Table 2 shows the comparison of the proposed tripartite PAKE scheme [21,34,35]. In terms of security, all the schemes can resist the offline dictionary attack. Compared with Choi’s scheme [34], in terms of communication overhead, the amount of communication data of the proposed scheme is basically the same as that of other schemes [34,35]. In terms of computational overhead, the proposed scheme is almost the same as Liu’s scheme. In addition, the tripartite PAKE protocol implemented based on the RLWE hard problem introduces a structured lattice which brings new security threats, while the proposed scheme implemented on the MLWE hard problem has higher potential security than the tripartite PAKE protocol implemented to solve the RLWE hard problem.

Table 2. Comparison of cost and security features.

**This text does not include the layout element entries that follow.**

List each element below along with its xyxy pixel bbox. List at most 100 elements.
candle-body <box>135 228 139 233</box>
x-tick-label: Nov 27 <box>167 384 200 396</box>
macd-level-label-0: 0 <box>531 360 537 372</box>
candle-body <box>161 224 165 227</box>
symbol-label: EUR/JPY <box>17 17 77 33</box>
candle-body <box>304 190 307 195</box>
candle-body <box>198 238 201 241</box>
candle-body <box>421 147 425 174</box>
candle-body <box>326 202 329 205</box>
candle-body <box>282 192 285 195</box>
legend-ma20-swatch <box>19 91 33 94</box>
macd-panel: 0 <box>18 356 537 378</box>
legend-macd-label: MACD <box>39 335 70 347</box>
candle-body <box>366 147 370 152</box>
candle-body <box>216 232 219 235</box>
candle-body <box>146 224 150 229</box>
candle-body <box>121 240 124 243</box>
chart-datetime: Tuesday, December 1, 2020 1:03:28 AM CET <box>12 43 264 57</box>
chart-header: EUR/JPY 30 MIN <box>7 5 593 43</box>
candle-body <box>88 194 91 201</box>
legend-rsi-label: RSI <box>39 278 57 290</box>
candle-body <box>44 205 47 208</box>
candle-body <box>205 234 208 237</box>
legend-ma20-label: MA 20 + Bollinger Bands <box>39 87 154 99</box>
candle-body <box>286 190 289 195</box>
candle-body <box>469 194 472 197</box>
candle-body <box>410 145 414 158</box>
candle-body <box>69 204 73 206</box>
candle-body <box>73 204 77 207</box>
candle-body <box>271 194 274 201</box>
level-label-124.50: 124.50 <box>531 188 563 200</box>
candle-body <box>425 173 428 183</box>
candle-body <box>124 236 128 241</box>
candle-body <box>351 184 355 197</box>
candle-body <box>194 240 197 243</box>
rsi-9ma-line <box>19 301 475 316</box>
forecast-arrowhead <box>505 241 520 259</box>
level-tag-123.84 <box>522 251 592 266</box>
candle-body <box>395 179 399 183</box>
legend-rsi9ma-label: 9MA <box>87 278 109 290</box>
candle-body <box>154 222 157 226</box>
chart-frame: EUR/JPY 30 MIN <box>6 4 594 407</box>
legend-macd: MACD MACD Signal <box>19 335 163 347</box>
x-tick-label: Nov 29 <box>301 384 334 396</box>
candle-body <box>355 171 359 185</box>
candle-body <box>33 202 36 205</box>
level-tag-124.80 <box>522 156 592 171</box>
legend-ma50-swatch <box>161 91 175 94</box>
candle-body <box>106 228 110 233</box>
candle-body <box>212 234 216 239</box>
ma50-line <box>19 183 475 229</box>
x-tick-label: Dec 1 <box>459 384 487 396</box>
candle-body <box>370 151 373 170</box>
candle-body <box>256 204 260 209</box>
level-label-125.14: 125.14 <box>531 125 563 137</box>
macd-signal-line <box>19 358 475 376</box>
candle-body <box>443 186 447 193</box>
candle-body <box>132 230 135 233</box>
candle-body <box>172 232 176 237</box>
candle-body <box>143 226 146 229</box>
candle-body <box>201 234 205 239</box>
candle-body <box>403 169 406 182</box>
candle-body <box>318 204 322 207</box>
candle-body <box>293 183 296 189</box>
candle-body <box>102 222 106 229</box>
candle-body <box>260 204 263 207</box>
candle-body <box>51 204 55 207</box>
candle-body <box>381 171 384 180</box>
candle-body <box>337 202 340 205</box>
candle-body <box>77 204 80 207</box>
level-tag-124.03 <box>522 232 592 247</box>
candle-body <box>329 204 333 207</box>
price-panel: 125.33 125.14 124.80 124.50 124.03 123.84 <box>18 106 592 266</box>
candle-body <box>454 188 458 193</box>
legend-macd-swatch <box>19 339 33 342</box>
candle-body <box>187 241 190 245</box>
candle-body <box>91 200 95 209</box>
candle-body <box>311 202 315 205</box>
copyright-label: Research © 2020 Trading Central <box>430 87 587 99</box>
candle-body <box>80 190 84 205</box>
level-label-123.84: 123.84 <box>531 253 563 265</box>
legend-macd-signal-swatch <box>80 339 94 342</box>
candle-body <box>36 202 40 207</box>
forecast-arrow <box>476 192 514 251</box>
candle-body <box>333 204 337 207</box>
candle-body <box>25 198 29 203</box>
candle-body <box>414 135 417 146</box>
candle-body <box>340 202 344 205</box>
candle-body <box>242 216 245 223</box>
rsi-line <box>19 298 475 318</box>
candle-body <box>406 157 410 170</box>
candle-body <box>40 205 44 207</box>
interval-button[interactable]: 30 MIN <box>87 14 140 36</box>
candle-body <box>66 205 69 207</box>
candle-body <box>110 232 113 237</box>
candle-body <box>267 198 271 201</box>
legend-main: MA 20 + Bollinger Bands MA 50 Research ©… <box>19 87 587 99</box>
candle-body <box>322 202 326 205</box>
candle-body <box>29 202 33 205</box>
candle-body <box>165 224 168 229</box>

Protocol	Choi Scheme [34]	Wang Scheme [21]		Liu’s Scheme [35]	Shu Scheme [25]	Scheme of This Paper
		Implicit Authentication	Explicit Authentication
Three-party mutual authentication	no	yes	yes	yes	yes	yes
Offline dictionary attack	yes	yes	yes	yes	yes	yes
Undetectable online dictionary attack	no	no	no	yes	yes	yes
Difficult hypothesis	RLWE	RLWE		RLWE	RLWE	MLWE
Public key length/byte	1536	1536		1536	1536	1536
Communication overhead/byte	9504	14,144	11,104	15,870	9696	10,080
Compute overhead/ms	0.63848	0.39228	0.39228	0.58116	0.75312	0.78774
Correspondence rounds	6	4	5	7	6	4
Error reconciliation mechanism	DING type	DING Pose	DING Pose	Peikert style	Peikert style	Peikert style
Security model	BPR model	BPR model	BPR model	BPR model	UC model	BPR model

7. Conclusions

The two-party PAKE protocol will bring huge overhead and management problems when applied to a large number of user communication scenarios. Therefore, researchers have proposed the three-party PAKE protocol. However, the current three-party PAKE protocols are often designed based on traditional difficult mathematical problems, which are vulnerable to quantum computing attacks. Therefore, it is urgent to study the three-party PAKE protocols that can resist quantum computing attacks. Based on the MLWE problem, this paper proposes a provably secure tripartite PAKE protocol under the BPR model for the first time. The security analysis shows that the proposed tripartite PAKE protocol realizes mutual authentication between three parties and can resist three types of dictionary attacks, and has higher or equivalent security than the existing schemes. Compared with the existing schemes, the proposed tripartite PAKE protocol has almost the same amount of communication data, but has the lowest communication rounds. Computational cost analysis shows that the computational cost of the proposed tripartite PAKE protocol is almost the same as that of the existing tripartite PAKE protocol. Considering the potential security problems of the tripartite PAKE protocol based on e RLWE hard problem, the tripartite PAKE protocol based on the MLWE hard problem proposed in this paper has higher practical value.